IMPAACT protocol P1026s is an ongoing, nonrandomized, open-label, parallel-group, multi-center, international and domestic, phase-IV prospective study of antiretroviral PK in HIV-infected pregnant women. Intensive steady-state 24 hour PK profiles of EVG/COBI following 150/150 mg once-daily dosing were performed during the 2nd trimester (2T), 3rd trimester (3T) and 6-12 weeks postpartum (PP). Infant EVG washout samples were collected if birth weight > 1000 grams and there were no severe malformations or medical conditions. EVG/COBI were measured by validated LC-MS/MS with a quantitation limit of 10 ng/mL. A two-tailed Wilcoxon signed rank test (α = 0.10) was employed for paired within-subject comparison.

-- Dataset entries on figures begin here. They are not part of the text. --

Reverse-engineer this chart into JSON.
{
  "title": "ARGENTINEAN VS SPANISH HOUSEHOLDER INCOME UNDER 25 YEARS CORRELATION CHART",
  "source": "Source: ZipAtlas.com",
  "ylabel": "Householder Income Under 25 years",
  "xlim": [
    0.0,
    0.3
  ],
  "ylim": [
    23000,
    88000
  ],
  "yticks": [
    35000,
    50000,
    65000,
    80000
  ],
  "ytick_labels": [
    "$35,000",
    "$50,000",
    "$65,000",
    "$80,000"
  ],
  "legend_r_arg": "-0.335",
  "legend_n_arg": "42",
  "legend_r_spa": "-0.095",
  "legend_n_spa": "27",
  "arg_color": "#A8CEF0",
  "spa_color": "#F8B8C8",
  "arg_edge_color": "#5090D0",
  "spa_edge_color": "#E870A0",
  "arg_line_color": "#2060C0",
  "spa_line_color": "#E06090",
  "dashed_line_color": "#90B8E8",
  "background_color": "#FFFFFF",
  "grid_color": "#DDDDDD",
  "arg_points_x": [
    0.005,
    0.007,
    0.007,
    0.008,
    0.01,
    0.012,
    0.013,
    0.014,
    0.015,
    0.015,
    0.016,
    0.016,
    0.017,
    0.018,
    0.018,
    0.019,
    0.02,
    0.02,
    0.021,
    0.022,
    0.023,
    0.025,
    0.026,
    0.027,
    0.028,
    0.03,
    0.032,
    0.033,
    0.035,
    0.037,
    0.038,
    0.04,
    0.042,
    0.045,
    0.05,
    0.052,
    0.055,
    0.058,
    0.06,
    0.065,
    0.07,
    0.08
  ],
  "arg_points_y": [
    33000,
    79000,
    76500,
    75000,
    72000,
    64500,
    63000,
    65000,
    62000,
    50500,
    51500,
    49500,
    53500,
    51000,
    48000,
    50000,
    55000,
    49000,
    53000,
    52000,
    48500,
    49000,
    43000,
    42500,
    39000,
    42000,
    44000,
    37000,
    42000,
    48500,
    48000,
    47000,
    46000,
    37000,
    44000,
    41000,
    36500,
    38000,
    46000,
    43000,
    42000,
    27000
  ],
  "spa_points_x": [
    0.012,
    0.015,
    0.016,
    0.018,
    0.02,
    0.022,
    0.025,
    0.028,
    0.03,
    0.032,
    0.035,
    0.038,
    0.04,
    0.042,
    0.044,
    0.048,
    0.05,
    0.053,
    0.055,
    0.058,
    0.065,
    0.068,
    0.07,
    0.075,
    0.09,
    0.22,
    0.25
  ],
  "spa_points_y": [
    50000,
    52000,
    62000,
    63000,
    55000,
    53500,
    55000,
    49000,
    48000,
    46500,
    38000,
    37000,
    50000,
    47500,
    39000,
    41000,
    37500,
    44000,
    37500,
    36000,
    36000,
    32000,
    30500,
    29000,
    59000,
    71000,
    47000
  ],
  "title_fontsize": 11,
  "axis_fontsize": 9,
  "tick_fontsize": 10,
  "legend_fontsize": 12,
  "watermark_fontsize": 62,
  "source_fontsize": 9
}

Twenty-nine subjects from the US were enrolled – 19 black, 3 white, 6 Hispanic, 1 Asian/Pacific Islander with a median age of 29 years at 3T (range 19 – 48). EVG/COBI PK data were available for 16, 20 and 15 women in 2T, 3T and PP, respectively. EVG exposure was lower and clearance was higher in the 2T and 3T compared to PP (Table 1). COBI exposure was lower and clearance higher in the 2T and 3T compared to postpartum, significantly for 3T. Washout EVG/COBI PK data were available for 18 infants; EVG elimination half-life was 7.4 hours (range 4.3 - 13); COBI was undetectable in all infant samples. Viral load at delivery was < 50 copies/mL for 14 of 19 women (74%). Median infant gestational age at birth was 38.8 weeks. Congenital anomalies were reported in 2 infants. Twenty of 26 infants were HIV-negative based on best available data, and 6 are indeterminate or pending thus far.
EVG/COBI exposure are substantially lower in pregnancy compared to postpartum. Infant EVG elimination half-life was similar to postpartum maternal subjects and historical non-pregnant adult controls. More PK, safety and outcome data in pregnant women are needed before EVG/COBI can be recommended for use during pregnancy.